Capps v. NW Sign Industries of North Carolina, Inc., No. COA06-1297 (N.C. App. 8/21/2007)

Decision Date21 August 2007
Docket NumberNo. COA06-1297,COA06-1297
PartiesALAN CAPPS, Plaintiff, v. NW SIGN INDUSTRIES OF NORTH CAROLINA, INC., a North Carolina Corporation, RONALD BRODIE, and CHRIS REEDEL, Defendants.
CourtNorth Carolina Court of Appeals

James, McElroy & Diehl, P.A., by Richard B. Fennell and Jared E. Gardner, for the plaintiff-appellee.

Vandeventer Black LLP, by David P. Ferrell and Norman W. Shearin, Jr., for the defendants-appellants.

JACKSON, Judge.

NW Sign Industries of North Carolina, Inc. ("NW Sign of N.C."), Ronald Brodie ("Brodie") and Chris Reedel ("Reedel") (collectively, "defendants") appeal from an order filed 20 February 2006. For the following reasons, we affirm the trial court's order.

The facts of this case, stated in greater detail in this Court's earlier opinion, see Capps v.

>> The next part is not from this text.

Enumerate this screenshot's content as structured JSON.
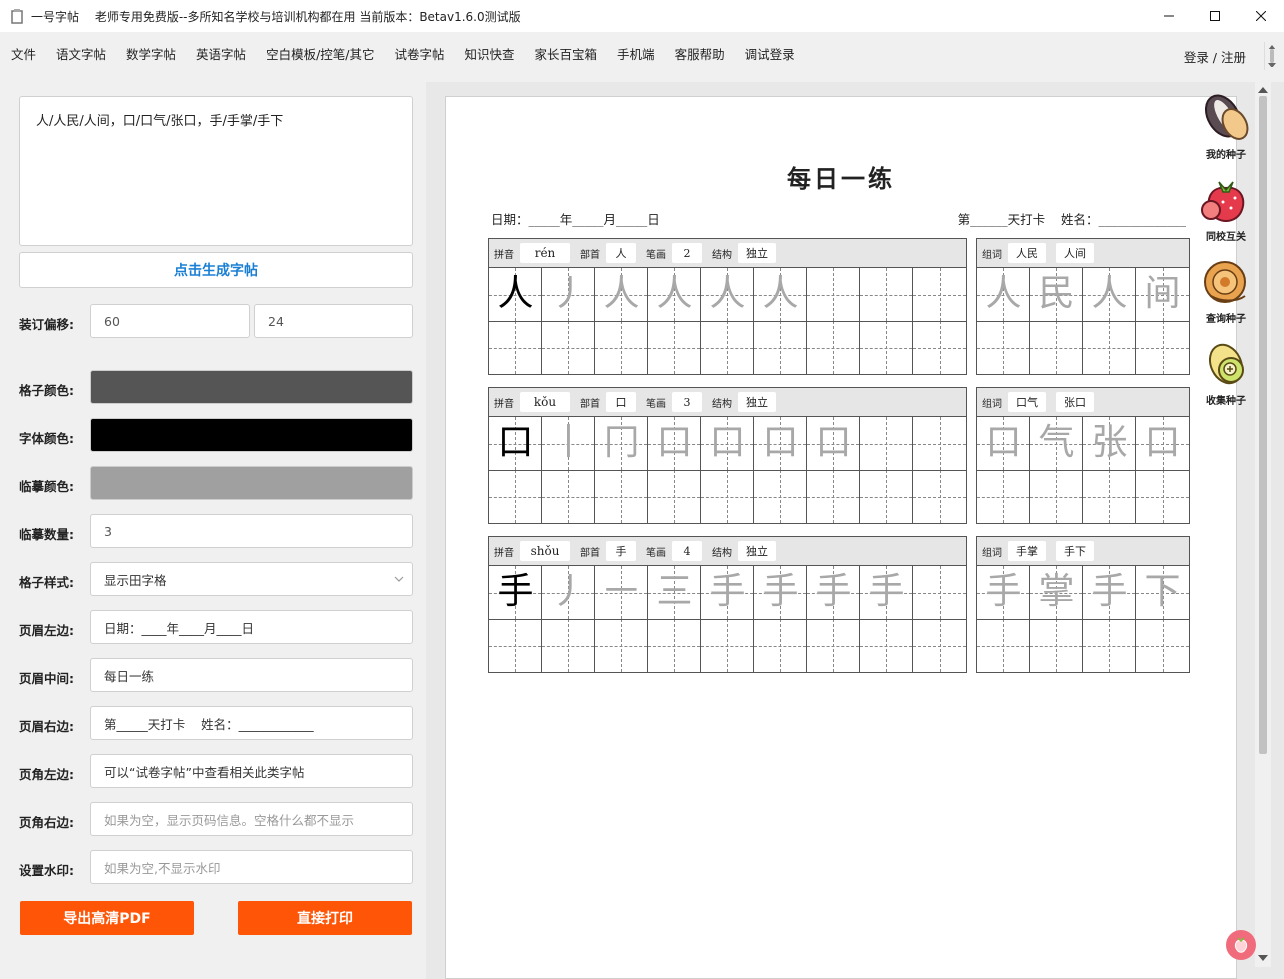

NW Sign Indus. of N.C., Inc., 171 N.C. App. 409, 411.12, 614 S.E.2d 552, 554.55 (2005), vacated, 360 N.C. 391, 627 S.E.2d 614 (2006) (per curiam), show that Brodie is President and CEO of NW Sign Industries, Inc. ("NW Sign of N.J."), a New Jersey Corporation that is not a party to this suit, and that Reedel is Vice President of NW Sign of N.J. and General Manager of NW Sign of N.C. Alan Capps ("plaintiff") was employed as a salesperson by NW Sign of N.J. from December 2000 until November 2002. Plaintiff began working for NW Sign of N.J. in December 2000, and in January 2001, he worked for NW Sign of N.C. and was added to the NW Sign of N.C. payroll. According to plaintiff, NW Sign of N.C. terminated his employment in November 2002 in order to avoid paying him his commission due.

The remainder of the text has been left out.